On Friday, a California man was sentenced to one year and six months' imprisonment for threatening to murder Ajit Pai, the Federal Chancellor and his family, on the grounds of an uncontested net neutrality of the Supreme Court.
There was a threat in December 2017 when the FCC decided to cancel Net neutrality regulations under Pai's leadership. As the election day approached, a man named Markara Man (33) began sending emails threatening Pai and his family.
The first email blamed the abolition of Internet neutrality and Pai's causing teenagers. He is killed by suicide. The following email was reported to convey the apparent threat to kill Pai and his family, including certain addresses around Arlington, Virginia. At the end, the image of the president and his family was included.
This is where the FBI led a man and his home in Norwalk, California, last June. He was arrested in June. The man said he sent an e-mail to the investigator at "[email protected]" to look "tough". The man insisted that the e-mail was merely afraid of the pie, and claimed that he did not actually intend to hurt him or her. family.

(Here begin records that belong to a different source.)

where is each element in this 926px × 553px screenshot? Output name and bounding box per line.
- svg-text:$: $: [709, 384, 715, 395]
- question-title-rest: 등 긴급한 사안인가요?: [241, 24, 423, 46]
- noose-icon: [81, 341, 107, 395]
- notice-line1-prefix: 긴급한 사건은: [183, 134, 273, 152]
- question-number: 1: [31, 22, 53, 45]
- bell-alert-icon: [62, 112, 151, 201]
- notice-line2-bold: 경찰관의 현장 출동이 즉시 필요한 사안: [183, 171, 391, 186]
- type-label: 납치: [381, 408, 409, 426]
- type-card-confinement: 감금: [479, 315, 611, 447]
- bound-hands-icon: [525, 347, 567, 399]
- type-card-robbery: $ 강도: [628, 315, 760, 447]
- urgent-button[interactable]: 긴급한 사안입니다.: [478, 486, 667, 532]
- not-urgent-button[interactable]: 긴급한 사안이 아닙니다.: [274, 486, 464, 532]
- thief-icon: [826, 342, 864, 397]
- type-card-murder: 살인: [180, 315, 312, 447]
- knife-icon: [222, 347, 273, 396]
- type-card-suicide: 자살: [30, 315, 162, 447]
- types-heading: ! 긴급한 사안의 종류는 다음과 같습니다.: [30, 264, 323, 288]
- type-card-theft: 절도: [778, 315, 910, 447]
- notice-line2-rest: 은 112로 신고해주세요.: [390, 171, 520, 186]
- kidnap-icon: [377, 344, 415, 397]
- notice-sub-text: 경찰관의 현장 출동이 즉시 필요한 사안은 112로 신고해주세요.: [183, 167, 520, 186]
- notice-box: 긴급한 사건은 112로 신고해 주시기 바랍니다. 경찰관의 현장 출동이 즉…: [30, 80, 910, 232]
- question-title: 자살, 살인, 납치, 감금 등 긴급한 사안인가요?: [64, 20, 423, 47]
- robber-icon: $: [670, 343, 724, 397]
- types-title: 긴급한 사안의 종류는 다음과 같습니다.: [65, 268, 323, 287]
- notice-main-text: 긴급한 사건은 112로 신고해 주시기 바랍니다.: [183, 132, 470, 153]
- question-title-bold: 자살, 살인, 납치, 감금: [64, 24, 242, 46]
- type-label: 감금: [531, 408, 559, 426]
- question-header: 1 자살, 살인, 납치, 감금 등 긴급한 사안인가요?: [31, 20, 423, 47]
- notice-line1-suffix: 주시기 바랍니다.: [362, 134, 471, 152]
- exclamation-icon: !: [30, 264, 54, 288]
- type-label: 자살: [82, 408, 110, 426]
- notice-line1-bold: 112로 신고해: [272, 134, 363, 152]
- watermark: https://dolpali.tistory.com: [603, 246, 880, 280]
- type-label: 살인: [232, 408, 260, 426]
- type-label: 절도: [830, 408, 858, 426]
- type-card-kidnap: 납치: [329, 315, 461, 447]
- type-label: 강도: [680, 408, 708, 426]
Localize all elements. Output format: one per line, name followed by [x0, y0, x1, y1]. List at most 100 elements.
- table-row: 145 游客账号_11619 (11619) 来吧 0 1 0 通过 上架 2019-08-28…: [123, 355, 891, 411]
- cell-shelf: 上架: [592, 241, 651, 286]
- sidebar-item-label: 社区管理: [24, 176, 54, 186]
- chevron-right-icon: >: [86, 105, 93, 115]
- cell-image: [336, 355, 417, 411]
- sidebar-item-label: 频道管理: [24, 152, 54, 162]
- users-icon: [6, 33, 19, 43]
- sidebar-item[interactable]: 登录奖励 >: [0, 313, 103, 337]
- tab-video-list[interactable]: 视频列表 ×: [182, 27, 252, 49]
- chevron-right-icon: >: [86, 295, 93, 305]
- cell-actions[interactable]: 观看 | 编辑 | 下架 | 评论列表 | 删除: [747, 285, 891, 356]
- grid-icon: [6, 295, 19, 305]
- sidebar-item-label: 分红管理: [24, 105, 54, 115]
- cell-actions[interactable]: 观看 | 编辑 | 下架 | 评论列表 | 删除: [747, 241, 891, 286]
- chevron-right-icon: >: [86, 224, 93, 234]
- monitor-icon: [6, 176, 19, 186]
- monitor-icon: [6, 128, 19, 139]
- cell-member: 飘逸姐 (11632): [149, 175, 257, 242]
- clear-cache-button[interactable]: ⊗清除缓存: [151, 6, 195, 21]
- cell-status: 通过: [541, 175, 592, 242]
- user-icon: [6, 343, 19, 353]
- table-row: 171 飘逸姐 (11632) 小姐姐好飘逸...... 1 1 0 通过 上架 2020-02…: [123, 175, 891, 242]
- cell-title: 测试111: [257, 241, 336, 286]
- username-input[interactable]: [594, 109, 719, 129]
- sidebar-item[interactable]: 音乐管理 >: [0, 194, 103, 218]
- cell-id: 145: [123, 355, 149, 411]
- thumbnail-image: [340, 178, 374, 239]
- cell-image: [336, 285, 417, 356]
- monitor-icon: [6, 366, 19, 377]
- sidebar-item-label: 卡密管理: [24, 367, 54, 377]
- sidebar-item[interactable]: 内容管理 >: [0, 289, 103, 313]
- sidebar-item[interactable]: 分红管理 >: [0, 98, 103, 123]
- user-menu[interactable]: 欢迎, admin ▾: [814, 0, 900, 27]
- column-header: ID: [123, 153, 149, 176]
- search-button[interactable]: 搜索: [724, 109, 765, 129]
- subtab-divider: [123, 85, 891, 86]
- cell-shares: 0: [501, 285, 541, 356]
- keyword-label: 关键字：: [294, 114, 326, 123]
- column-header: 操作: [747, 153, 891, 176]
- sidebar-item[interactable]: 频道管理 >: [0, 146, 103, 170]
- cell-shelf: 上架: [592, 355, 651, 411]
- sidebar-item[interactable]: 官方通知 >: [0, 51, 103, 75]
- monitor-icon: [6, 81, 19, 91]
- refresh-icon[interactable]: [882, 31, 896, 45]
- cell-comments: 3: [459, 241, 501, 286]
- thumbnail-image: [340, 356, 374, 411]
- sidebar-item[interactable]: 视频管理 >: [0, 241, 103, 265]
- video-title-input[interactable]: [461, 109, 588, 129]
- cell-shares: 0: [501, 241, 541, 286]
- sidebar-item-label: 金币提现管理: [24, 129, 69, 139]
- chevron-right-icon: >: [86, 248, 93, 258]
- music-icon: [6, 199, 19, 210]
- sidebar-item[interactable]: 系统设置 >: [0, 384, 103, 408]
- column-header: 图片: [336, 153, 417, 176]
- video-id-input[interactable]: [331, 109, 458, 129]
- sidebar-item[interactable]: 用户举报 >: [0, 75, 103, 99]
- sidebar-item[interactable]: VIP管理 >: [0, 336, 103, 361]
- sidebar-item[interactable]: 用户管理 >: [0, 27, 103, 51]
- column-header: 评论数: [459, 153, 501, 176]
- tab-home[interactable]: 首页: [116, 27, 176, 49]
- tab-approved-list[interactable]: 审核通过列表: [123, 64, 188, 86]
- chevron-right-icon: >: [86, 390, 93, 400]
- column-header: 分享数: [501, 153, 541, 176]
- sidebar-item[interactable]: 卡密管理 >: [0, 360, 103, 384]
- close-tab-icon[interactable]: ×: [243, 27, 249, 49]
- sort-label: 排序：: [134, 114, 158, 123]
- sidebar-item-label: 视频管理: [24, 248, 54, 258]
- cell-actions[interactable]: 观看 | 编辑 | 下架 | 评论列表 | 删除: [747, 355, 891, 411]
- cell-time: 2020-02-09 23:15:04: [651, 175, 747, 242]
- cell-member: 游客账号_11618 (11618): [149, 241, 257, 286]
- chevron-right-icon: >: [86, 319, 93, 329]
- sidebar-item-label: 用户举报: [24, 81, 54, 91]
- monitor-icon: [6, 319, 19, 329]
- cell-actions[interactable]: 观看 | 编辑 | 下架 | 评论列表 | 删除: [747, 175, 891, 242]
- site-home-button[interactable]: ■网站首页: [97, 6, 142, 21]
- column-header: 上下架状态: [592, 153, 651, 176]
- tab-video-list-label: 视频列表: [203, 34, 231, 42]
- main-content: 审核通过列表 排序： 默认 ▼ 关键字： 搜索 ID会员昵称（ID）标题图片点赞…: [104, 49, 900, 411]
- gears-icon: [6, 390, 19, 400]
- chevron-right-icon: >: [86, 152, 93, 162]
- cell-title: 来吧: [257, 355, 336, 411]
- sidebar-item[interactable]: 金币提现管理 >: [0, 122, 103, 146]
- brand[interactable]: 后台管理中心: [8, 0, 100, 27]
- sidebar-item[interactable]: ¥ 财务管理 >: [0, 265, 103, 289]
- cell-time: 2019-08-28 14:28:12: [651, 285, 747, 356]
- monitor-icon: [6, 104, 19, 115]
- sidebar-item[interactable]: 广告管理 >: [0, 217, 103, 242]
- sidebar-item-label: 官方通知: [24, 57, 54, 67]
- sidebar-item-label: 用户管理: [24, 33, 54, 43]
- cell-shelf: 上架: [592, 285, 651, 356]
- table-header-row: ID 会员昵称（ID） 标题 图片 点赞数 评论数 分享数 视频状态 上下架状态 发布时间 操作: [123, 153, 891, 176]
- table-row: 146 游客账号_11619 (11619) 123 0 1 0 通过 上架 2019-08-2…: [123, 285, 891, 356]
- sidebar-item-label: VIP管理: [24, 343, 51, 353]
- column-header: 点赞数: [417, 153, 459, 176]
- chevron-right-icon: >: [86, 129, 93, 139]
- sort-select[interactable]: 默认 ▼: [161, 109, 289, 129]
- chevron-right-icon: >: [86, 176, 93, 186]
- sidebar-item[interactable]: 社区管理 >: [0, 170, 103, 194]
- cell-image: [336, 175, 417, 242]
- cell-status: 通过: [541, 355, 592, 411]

After FBI investigators arrived at Mans' house, a court document found that they reset the phone at the factory and erase the evidence. When the investigator learned of the reset, Man lied to them and said they had received a month-old phone call and had not yet installed it.
A US lawyer for Virginia G. Zachary Terwilliger, in a statement, "It is not only unforgivable but criminal to threaten to kill a federal bureaucracy's family because of disagreements over policy."
Since Pai announced that he will reverse Internet neutrality, he has begun to take on the threats. The committee said that the Wall Street Journal and his family were still threatened for six months after the commission's vote, and that 24/7 security was needed as a result, and could not compete in the Consumer Electronics Show (CES) in Las Vegas. Since his hard work in net neutrality, he has attended regularly.